I need to store the unsigned int equivlant of both halfs of a bigint string in two separate fields in a DB for compatibility with a 3rd part solution.
I've looked at the solution here, and it seems to work well except for the fact it often returns negative numbers. I assume this is a result of being unsigned data where SQL expected it to be signed, but I am speculating there...
SQL - safely downcast BIGINT to INT
DECLARE @BigintDataLimitIn BIGINT = 8589934590;
DECLARE @RightHalf INT, @LeftHalf INT;
WITH v AS (SELECT CAST(@BigintDataLimitIn AS varbinary) AS bin)
SELECT
@LeftHalf = SUBSTRING(bin, 1, 4),
@RightHalf = SUBSTRING(bin, 5, 4)
FROM v;
SELECT @LeftHalf, @RightHalf
----------------------------------------
(LeftHalf) (RightHalf)
1 -2
So my question is why does the right half output sometimes return an incorrect negative value, and how do I solve that so it is always correct?

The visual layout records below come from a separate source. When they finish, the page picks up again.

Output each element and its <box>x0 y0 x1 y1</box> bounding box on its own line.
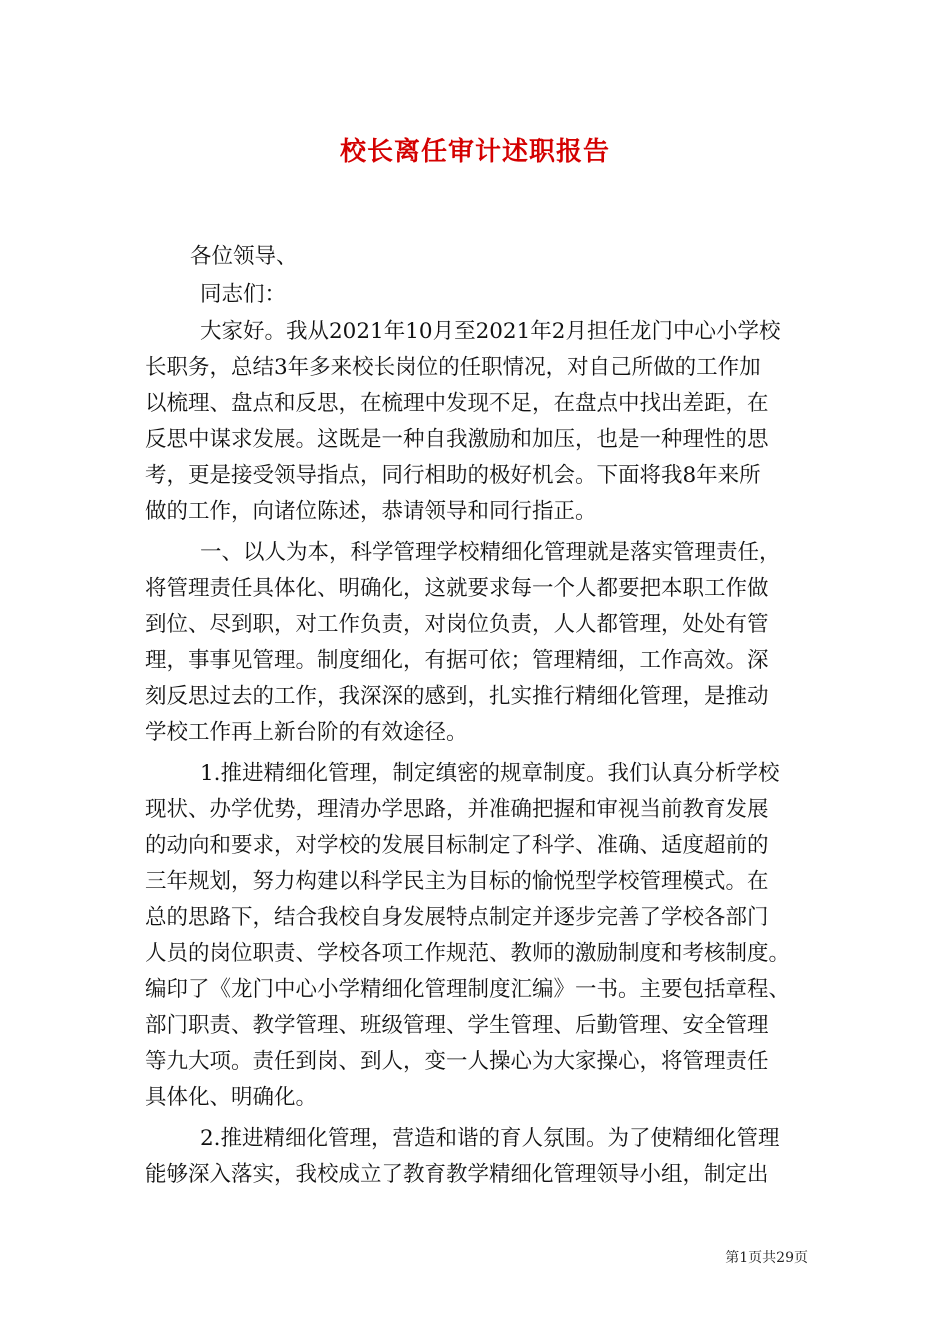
body-line: 具体化、明确化。 <box>145 1085 318 1110</box>
body-line: 将管理责任具体化、明确化，这就要求每一个人都要把本职工作做 <box>145 576 769 601</box>
body-line: 人员的岗位职责、学校各项工作规范、教师的激励制度和考核制度。 <box>145 941 791 966</box>
page-number: 第1页共29页 <box>725 1250 808 1266</box>
body-line: 三年规划，努力构建以科学民主为目标的愉悦型学校管理模式。在 <box>145 869 769 894</box>
body-line: 以梳理、盘点和反思，在梳理中发现不足，在盘点中找出差距，在 <box>145 391 769 416</box>
body-line: 做的工作，向诸位陈述，恭请领导和同行指正。 <box>145 499 597 524</box>
body-line: 学校工作再上新台阶的有效途径。 <box>145 720 468 745</box>
body-line: 能够深入落实，我校成立了教育教学精细化管理领导小组，制定出 <box>145 1162 769 1187</box>
body-line: 长职务，总结3年多来校长岗位的任职情况，对自己所做的工作加 <box>145 355 761 380</box>
body-line: 考，更是接受领导指点，同行相助的极好机会。下面将我8年来所 <box>145 463 761 488</box>
body-line: 等九大项。责任到岗、到人，变一人操心为大家操心，将管理责任 <box>145 1049 769 1074</box>
body-line: 到位、尽到职，对工作负责，对岗位负责，人人都管理，处处有管 <box>145 612 769 637</box>
body-line: 理，事事见管理。制度细化，有据可依；管理精细，工作高效。深 <box>145 648 769 673</box>
body-line: 部门职责、教学管理、班级管理、学生管理、后勤管理、安全管理 <box>145 1013 769 1038</box>
body-line: 编印了《龙门中心小学精细化管理制度汇编》一书。主要包括章程、 <box>145 977 791 1002</box>
body-line: 一、以人为本，科学管理学校精细化管理就是落实管理责任， <box>200 540 781 565</box>
body-line: 总的思路下，结合我校自身发展特点制定并逐步完善了学校各部门 <box>145 905 769 930</box>
salutation-line: 同志们： <box>200 282 287 307</box>
body-line: 2.推进精细化管理，营造和谐的育人氛围。为了使精细化管理 <box>200 1126 780 1151</box>
body-line: 1.推进精细化管理，制定缜密的规章制度。我们认真分析学校 <box>200 761 780 786</box>
body-line: 刻反思过去的工作，我深深的感到，扎实推行精细化管理，是推动 <box>145 684 769 709</box>
body-line: 反思中谋求发展。这既是一种自我激励和加压，也是一种理性的思 <box>145 427 769 452</box>
salutation-line: 各位领导、 <box>190 244 298 269</box>
body-line: 的动向和要求，对学校的发展目标制定了科学、准确、适度超前的 <box>145 833 769 858</box>
document-title: 校长离任审计述职报告 <box>339 137 610 167</box>
body-line: 大家好。我从2021年10月至2021年2月担任龙门中心小学校 <box>200 319 781 344</box>
body-line: 现状、办学优势，理清办学思路，并准确把握和审视当前教育发展 <box>145 797 769 822</box>
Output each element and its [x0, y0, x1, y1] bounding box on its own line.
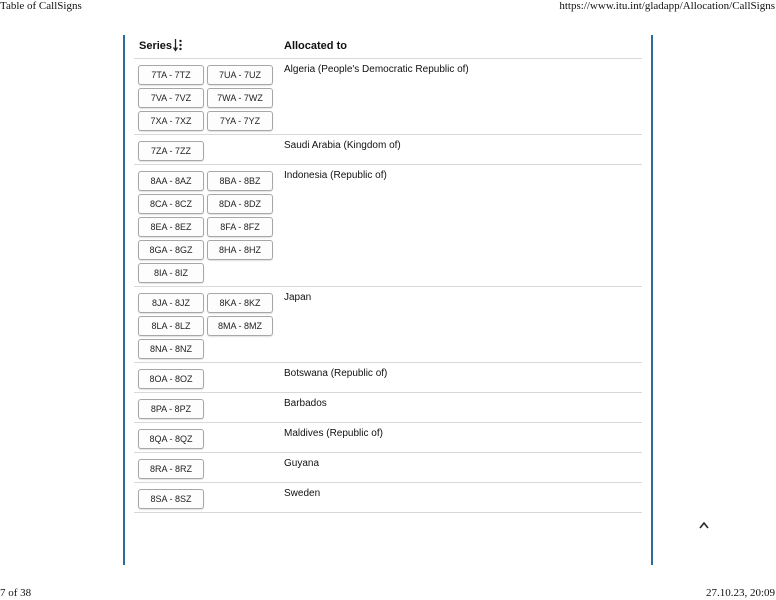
table-row	[134, 165, 642, 287]
series-button[interactable]: 8GA - 8GZ	[138, 240, 204, 260]
allocated-country: Saudi Arabia (Kingdom of)	[284, 140, 401, 151]
series-cell	[134, 135, 278, 164]
series-button[interactable]: 7YA - 7YZ	[207, 111, 273, 131]
column-header-series[interactable]: Series	[139, 40, 173, 52]
series-cell	[134, 423, 278, 452]
series-button[interactable]: 8NA - 8NZ	[138, 339, 204, 359]
series-cell	[134, 483, 278, 512]
series-button[interactable]: 7ZA - 7ZZ	[138, 141, 204, 161]
sort-descending-icon[interactable]	[173, 38, 183, 52]
column-header-allocated-to[interactable]: Allocated to	[284, 40, 347, 52]
series-cell	[134, 59, 278, 134]
allocated-country: Barbados	[284, 398, 327, 409]
print-footer-datetime: 27.10.23, 20:09	[705, 587, 775, 599]
allocated-country: Japan	[284, 292, 312, 303]
series-button[interactable]: 7WA - 7WZ	[207, 88, 273, 108]
series-button[interactable]: 8QA - 8QZ	[138, 429, 204, 449]
allocated-country: Maldives (Republic of)	[284, 428, 383, 439]
table-header	[134, 34, 642, 59]
table-row	[134, 423, 642, 453]
series-button[interactable]: 8RA - 8RZ	[138, 459, 204, 479]
table-row	[134, 483, 642, 513]
table-body	[134, 59, 642, 513]
allocated-country: Botswana (Republic of)	[284, 368, 388, 379]
series-cell	[134, 363, 278, 392]
table-row	[134, 363, 642, 393]
table-row	[134, 135, 642, 165]
content-right-border	[651, 35, 653, 565]
series-button[interactable]: 8DA - 8DZ	[207, 194, 273, 214]
series-button[interactable]: 8SA - 8SZ	[138, 489, 204, 509]
series-button[interactable]: 7UA - 7UZ	[207, 65, 273, 85]
table-row	[134, 393, 642, 423]
series-cell	[134, 287, 278, 362]
series-button[interactable]: 7VA - 7VZ	[138, 88, 204, 108]
series-button[interactable]: 7TA - 7TZ	[138, 65, 204, 85]
callsign-table	[134, 34, 642, 513]
print-header-url: https://www.itu.int/gladapp/Allocation/CallSigns	[559, 0, 775, 12]
series-button[interactable]: 8CA - 8CZ	[138, 194, 204, 214]
series-button[interactable]: 8OA - 8OZ	[138, 369, 204, 389]
table-row	[134, 59, 642, 135]
series-button[interactable]: 8LA - 8LZ	[138, 316, 204, 336]
print-footer-page: 7 of 38	[0, 587, 32, 599]
series-cell	[134, 393, 278, 422]
series-button[interactable]: 7XA - 7XZ	[138, 111, 204, 131]
series-button[interactable]: 8IA - 8IZ	[138, 263, 204, 283]
allocated-country: Sweden	[284, 488, 321, 499]
series-button[interactable]: 8KA - 8KZ	[207, 293, 273, 313]
series-cell	[134, 453, 278, 482]
table-row	[134, 453, 642, 483]
table-row	[134, 287, 642, 363]
content-left-border	[123, 35, 125, 565]
series-button[interactable]: 8AA - 8AZ	[138, 171, 204, 191]
series-button[interactable]: 8MA - 8MZ	[207, 316, 273, 336]
allocated-country: Indonesia (Republic of)	[284, 170, 387, 181]
series-cell	[134, 165, 278, 286]
series-button[interactable]: 8BA - 8BZ	[207, 171, 273, 191]
series-button[interactable]: 8HA - 8HZ	[207, 240, 273, 260]
series-button[interactable]: 8JA - 8JZ	[138, 293, 204, 313]
series-button[interactable]: 8PA - 8PZ	[138, 399, 204, 419]
scroll-to-top-chevron-icon[interactable]	[698, 520, 710, 530]
allocated-country: Guyana	[284, 458, 320, 469]
allocated-country: Algeria (People's Democratic Republic of)	[284, 64, 469, 75]
series-button[interactable]: 8EA - 8EZ	[138, 217, 204, 237]
print-header-title: Table of CallSigns	[0, 0, 82, 12]
series-button[interactable]: 8FA - 8FZ	[207, 217, 273, 237]
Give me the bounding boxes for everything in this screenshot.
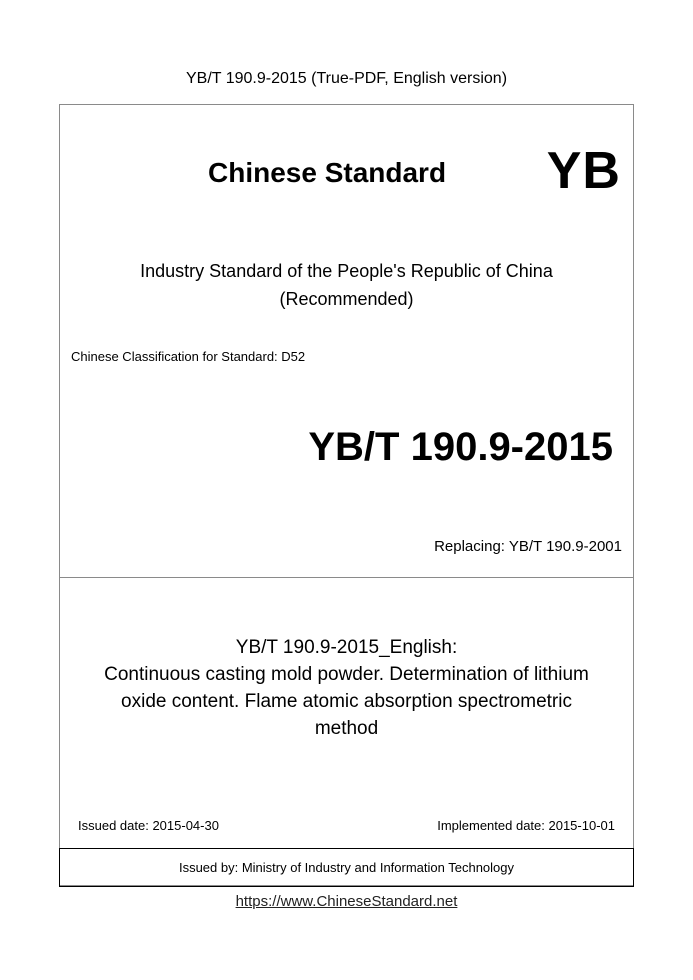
cover-frame — [59, 104, 634, 886]
industry-line-2: (Recommended) — [279, 289, 414, 309]
industry-standard-text — [60, 257, 633, 313]
english-title-line-4: method — [314, 718, 379, 739]
english-title-line-2: Continuous casting mold powder. Determination of lithium — [104, 664, 589, 685]
english-title-line-3: oxide content. Flame atomic absorption spectrometric — [121, 691, 572, 712]
chinese-standard-heading: Chinese Standard — [208, 157, 447, 188]
english-title — [60, 634, 633, 742]
standard-code-mark: YB — [546, 142, 621, 200]
implemented-date: Implemented date: 2015-10-01 — [437, 818, 615, 833]
website-link[interactable]: https://www.ChineseStandard.net — [235, 893, 458, 910]
issued-date: Issued date: 2015-04-30 — [78, 818, 219, 833]
english-title-line-1: YB/T 190.9-2015_English: — [235, 637, 458, 658]
issuer-box — [59, 848, 634, 887]
issued-by-text: Issued by: Ministry of Industry and Information Technology — [178, 860, 515, 875]
replacing-text: Replacing: YB/T 190.9-2001 — [434, 538, 622, 555]
classification-text: Chinese Classification for Standard: D52 — [71, 349, 306, 364]
standard-number: YB/T 190.9-2015 — [308, 425, 613, 469]
industry-line-1: Industry Standard of the People's Republic of China — [140, 261, 553, 281]
cover-bottom-section — [60, 578, 633, 848]
document-header-title: YB/T 190.9-2015 (True-PDF, English version) — [185, 70, 508, 87]
cover-top-section — [60, 105, 633, 578]
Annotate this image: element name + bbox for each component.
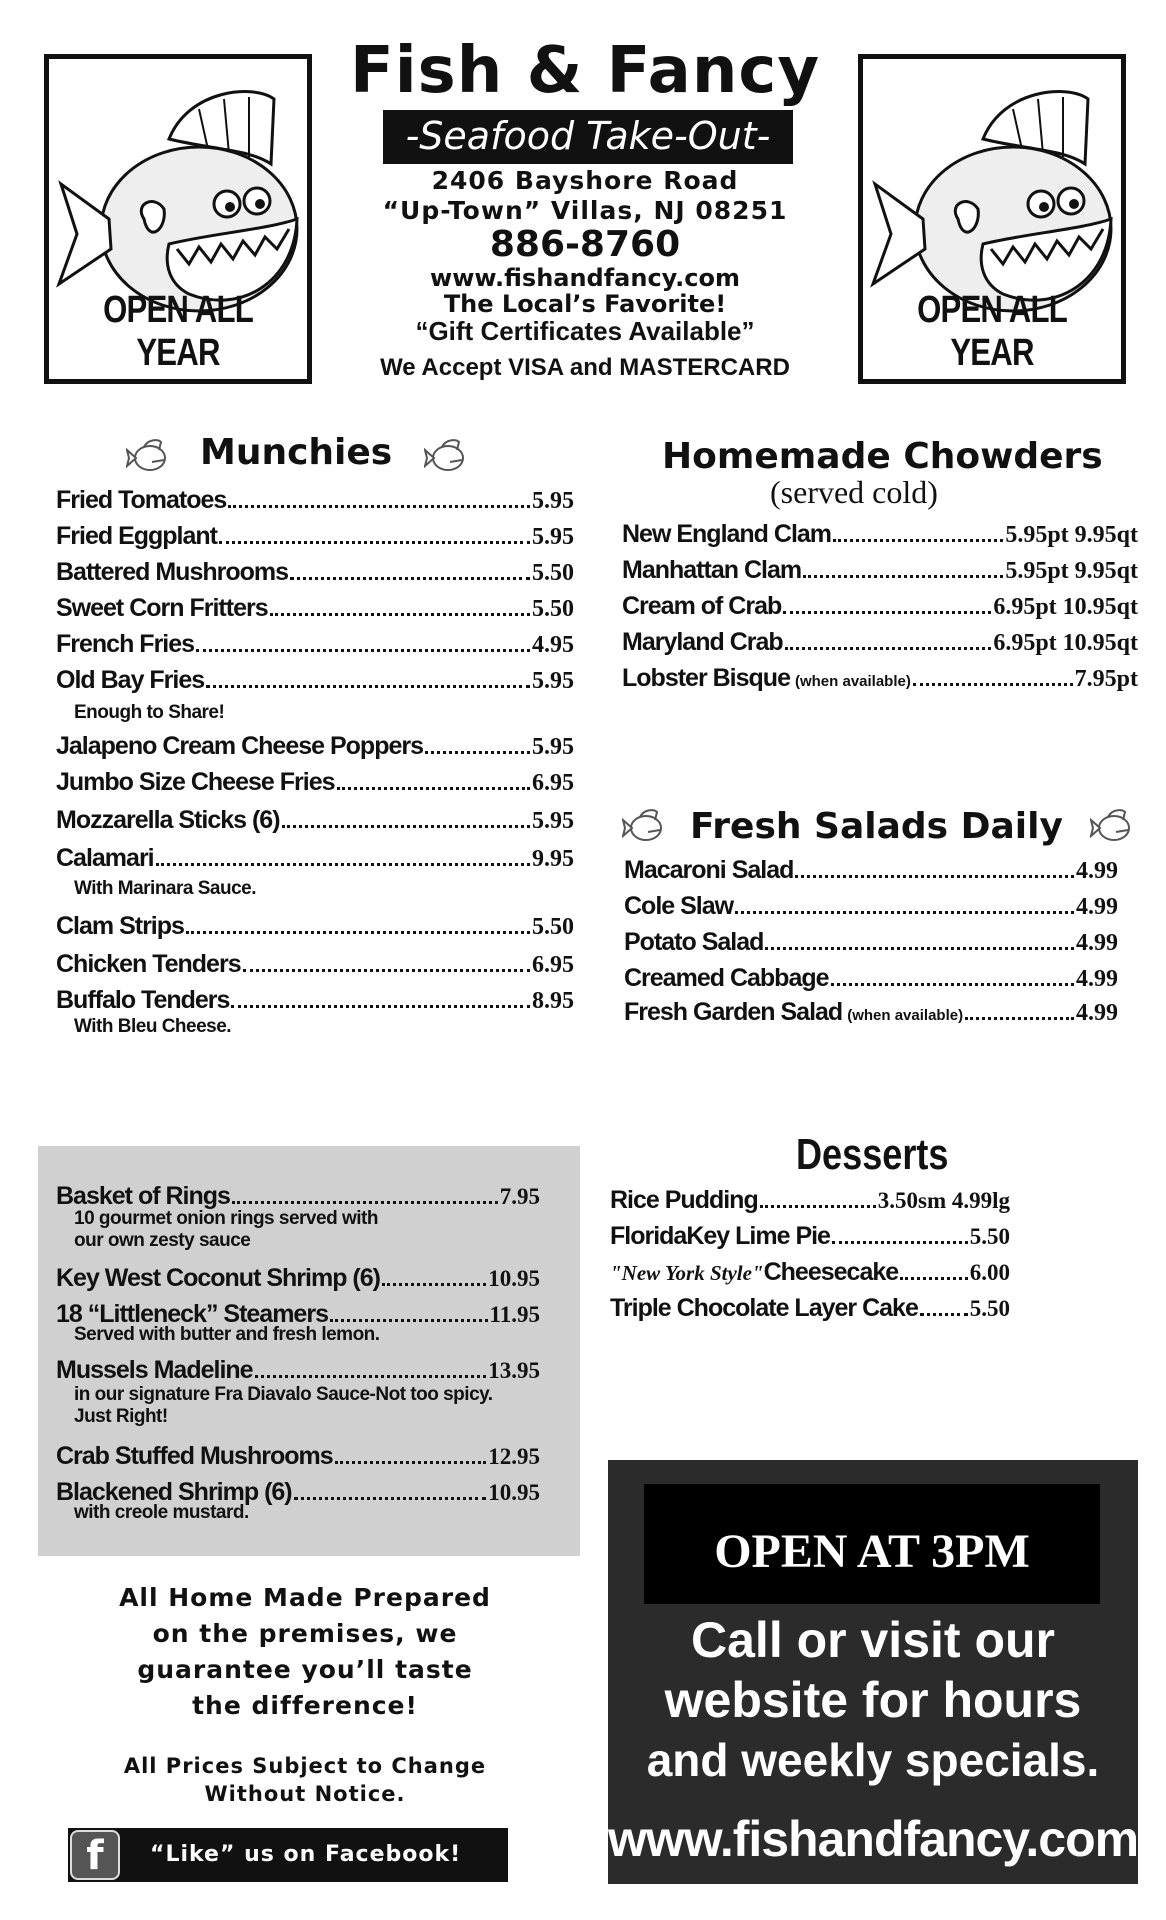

I see the same weird results for certain input numbers when doing this with .NET as well.
Dim original As Int64 = 8589934590
Dim rightHalfUnSigned As UInt32 = CType(original And &H7FFFFFFF, UInt32)
Console.writeline(rightHalfUnSigned)
Output: 2147483646
I don't understand these functions underlying mechanics well enough to know why this happens for the input number 8589934590, yet for 8589934595 it works perfectly.